Sıçan çıktığı deliği bilir
Yasalara aykırı, yolsuz, gizli bir iş yapan kimse, kalkıştığı bu eylemin doğuracağı sonuçları önceden enine boyuna hesaplar; yakayı ele vermemek, yakalanmamak için gerekli önlemleri alır; nereye, ne zaman ve nasıl kaçacağını bilir.
Sen bilirsin deyince kavga olmaz
Bir konuyla ilgili görüşme sırasında yumuşak başlı olunuz. Karşınızdakinin sözlerine karşı gelmeyiniz, söylediklerini göz önünde tutunuz. Böyle davranırsanız aranızda bir anlaşmazlık oluşmaz.
Yol bilen kervana katılmaz
Bir işte bilgisi olan, onun nasıl yapılacağını bilen, işinin ehli kimse, çoğunlukla başkalarının yardımına ihtiyaç duymaz; işini kendisi görmeye çalışır.
Yiyen bilmez, doğrayan bilir
Bir işten faydalanan kişi değil, o işi yapan ve emek harcayan kişi, yapılan işin zorluklarını haliyle kıymetini daha iyi bilir.
Ürümesini bilmeyen köpek, sürüye kurt getirir
* Bir toplulukta nasıl davranılması ve konuşulması gerektiğini bilmeyen kişiler, kendileriyle birlikte başkalarının da başına dert açarlar.
* Beceriksiz ve yeteneksiz kimse, iyilik yapmak isterken kendisini ve çevresindekileri zarara sokar.
Tok, açın halinden anlamaz
Para, mal gibi şeyleri elde etmiş; açlığını gidermiş ve bunlara doymuş olanlar, yoksulların çektikleri sıkıntıyı, içine düştükleri geçim darlığını anlamazlar.
Yol bilenle yürüyen yorulmaz
Her şeyi yöntemine ve kuralına uygun olarak yapan kişiler sorun yaşamazlar, başarıya kolay ulaşırlar.
Tuz, ekmek hakkını bilmeyen kör olur
Birinin ekmek yedirip iyilik ettiği kimse, bütün bunlara karşılık üzerinde hakkı bulunan insana karşı nankörlük edip hıyanet içinde olursa başına türlü felâketler gelir. Böyle kişileri Allah da sevmez.
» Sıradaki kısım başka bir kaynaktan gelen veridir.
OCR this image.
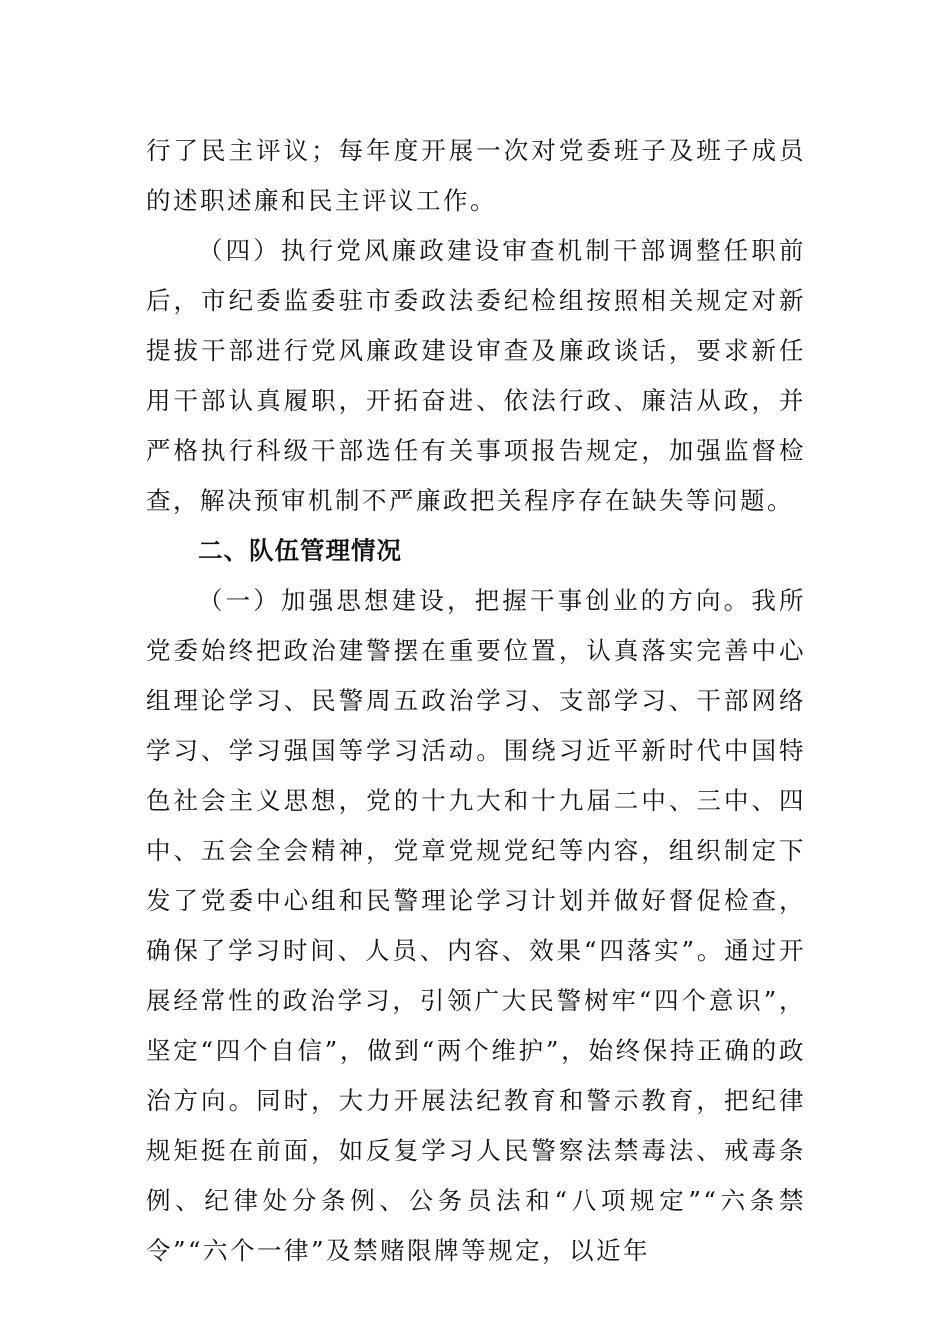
行了民主评议；每年度开展一次对党委班子及班子成员的述职述廉和民主评议工作。

（四）执行党风廉政建设审查机制干部调整任职前后，市纪委监委驻市委政法委纪检组按照相关规定对新提拔干部进行党风廉政建设审查及廉政谈话，要求新任用干部认真履职，开拓奋进、依法行政、廉洁从政，并严格执行科级干部选任有关事项报告规定，加强监督检查，解决预审机制不严廉政把关程序存在缺失等问题。

二、队伍管理情况

（一）加强思想建设，把握干事创业的方向。我所党委始终把政治建警摆在重要位置，认真落实完善中心组理论学习、民警周五政治学习、支部学习、干部网络学习、学习强国等学习活动。围绕习近平新时代中国特色社会主义思想，党的十九大和十九届二中、三中、四中、五会全会精神，党章党规党纪等内容，组织制定下发了党委中心组和民警理论学习计划并做好督促检查，确保了学习时间、人员、内容、效果“四落实”。通过开展经常性的政治学习，引领广大民警树牢“四个意识”，坚定“四个自信”，做到“两个维护”，始终保持正确的政治方向。同时，大力开展法纪教育和警示教育，把纪律规矩挺在前面，如反复学习人民警察法禁毒法、戒毒条例、纪律处分条例、公务员法和“八项规定”“六条禁令”“六个一律”及禁赌限牌等规定，以近年
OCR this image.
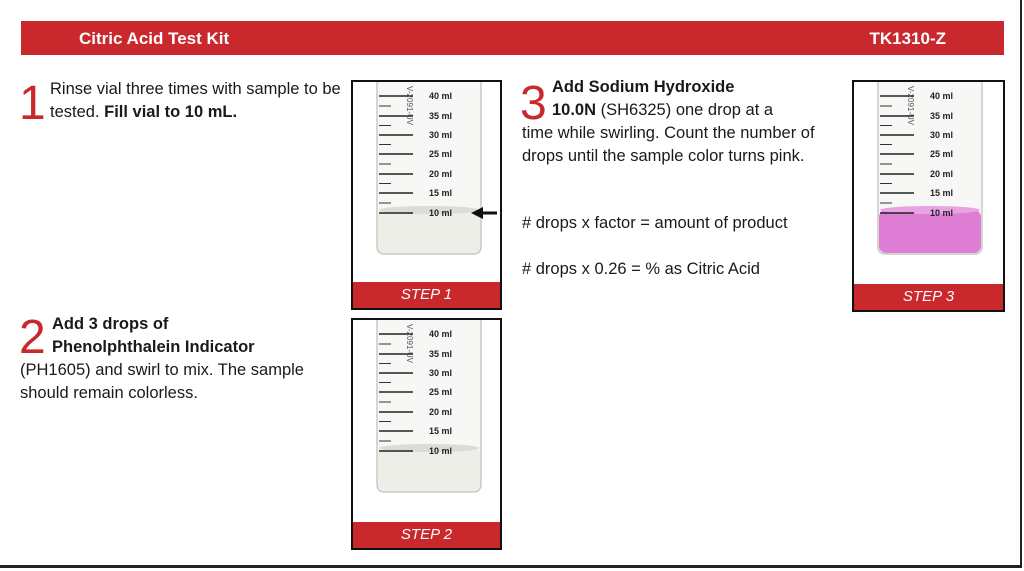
Citric Acid Test Kit	TK1310-Z
1 Rinse vial three times with sample to be tested. Fill vial to 10 mL.
2 Add 3 drops of
Phenolphthalein Indicator
(PH1605) and swirl to mix. The sample should remain colorless.
3 Add Sodium Hydroxide
10.0N (SH6325) one drop at a
time while swirling. Count the number of drops until the sample color turns pink.
# drops x factor = amount of product
# drops x 0.26 = % as Citric Acid
40 ml
35 ml
30 ml
25 ml
20 ml
15 ml
10 ml
V-2091-UV
STEP 1
40 ml
35 ml
30 ml
25 ml
20 ml
15 ml
10 ml
V-2091-UV
STEP 2
40 ml
35 ml
30 ml
25 ml
20 ml
15 ml
10 ml
V-2091-UV
STEP 3
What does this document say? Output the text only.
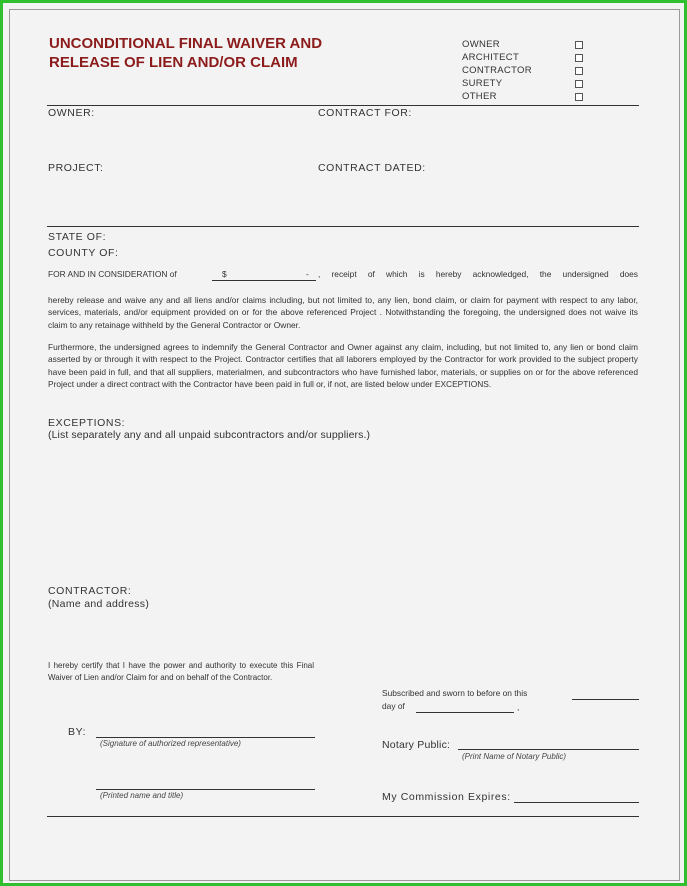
UNCONDITIONAL FINAL WAIVER AND
RELEASE OF LIEN AND/OR CLAIM
OWNER
ARCHITECT
CONTRACTOR
SURETY
OTHER
OWNER:	CONTRACT FOR:
PROJECT:	CONTRACT DATED:
STATE OF:
COUNTY OF:
FOR AND IN CONSIDERATION of	$	- , receipt of which is hereby acknowledged, the undersigned does
hereby release and waive any and all liens and/or claims including, but not limited to, any lien, bond claim, or claim for payment with respect to any labor, services, materials, and/or equipment provided on or for the above referenced Project . Notwithstanding the foregoing, the undersigned does not waive its claim to any retainage withheld by the General Contractor or Owner.
Furthermore, the undersigned agrees to indemnify the General Contractor and Owner against any claim, including, but not limited to, any lien or bond claim asserted by or through it with respect to the Project. Contractor certifies that all laborers employed by the Contractor for work provided to the subject property have been paid in full, and that all suppliers, materialmen, and subcontractors who have furnished labor, materials, or supplies on or for the above referenced Project under a direct contract with the Contractor have been paid in full or, if not, are listed below under EXCEPTIONS.
EXCEPTIONS:
(List separately any and all unpaid subcontractors and/or suppliers.)
CONTRACTOR:
(Name and address)
I hereby certify that I have the power and authority to execute this Final Waiver of Lien and/or Claim for and on behalf of the Contractor.
BY:
(Signature of authorized representative)
(Printed name and title)
Subscribed and sworn to before on this
day of	,
Notary Public:
(Print Name of Notary Public)
My Commission Expires:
Var ne bilsin yok hâlinden
Para, mal gibi şeyleri elde etmiş; açlığını gidermiş ve bunlara doymuş olanlar, yoksulların çektikleri sıkıntıyı, içine düştükleri geçim darlığını anlamazlar.
Yerini bilmeyen, yılda bir kat urba eskitir
Kişi neyle uğraşacağını, ne iş yapacağını, hangisinin kendisine uygun geleceğini bilmeli ve ona göre bir seçim yapıp çalışmaya başlamalıdır. Aksi takdirde bir işte tutunamayarak, sık sık yer değiştirecek, bundan ötürü de çok zarar görecektir.
Kayış bilir, kotan ne çeker
Ağır bir işin ne kadar güç yapıldığını ancak o işin yapılmasında aracı olan, emeği geçen bilir.
Kör bıçak ele yavuz, iş bilmeyen avrat dile yavuz
Körleşmiş bir bıçak işe yaramaz ama insanın elini keser; işini bilmeyen bir hanım da çok konuşmaktan, gevezelikten başka bir iş yapmaz.
Ölü evinde ağlamasını, düğün evinde gülmesini bilmeli
Her insan içinde bulunduğu çevrenin durum ve koşullarına uygun biçimde davranmasını bilmelidir. Yoksa yadırganır, dışlanır.
Kiminle dans ettiğini biliyor musun?
Bu konuda benim ne kadar üstün olduğumu biliyor musun?
Öküz, yem bitince çifte gideceğini bilir
Akıllı insan elindeki imkanların bitmesi halinde sıkıntıya düşeceğini bilir. Bu nedenle gelecek günlerini de düşünerek, elinden geldiğince çalışıp kazanmaya uğraşır. Ancak bazı aptal kişiler çalışmak için aç kalmayı bekler, imkanları tükenince iş peşinde koşar. Çalışmanın, emekle kazanmanın önemini kavramak için aç kalmak gerekmez.
Kel ilaç bilse kendi başına sürer
Kişi, kendisinin yardıma muhtaç olduğu konuda başkasına yardım edemez. Kendi sorunlarına çözüm bulamayan kişiden yardım beklemek anlamsızdır.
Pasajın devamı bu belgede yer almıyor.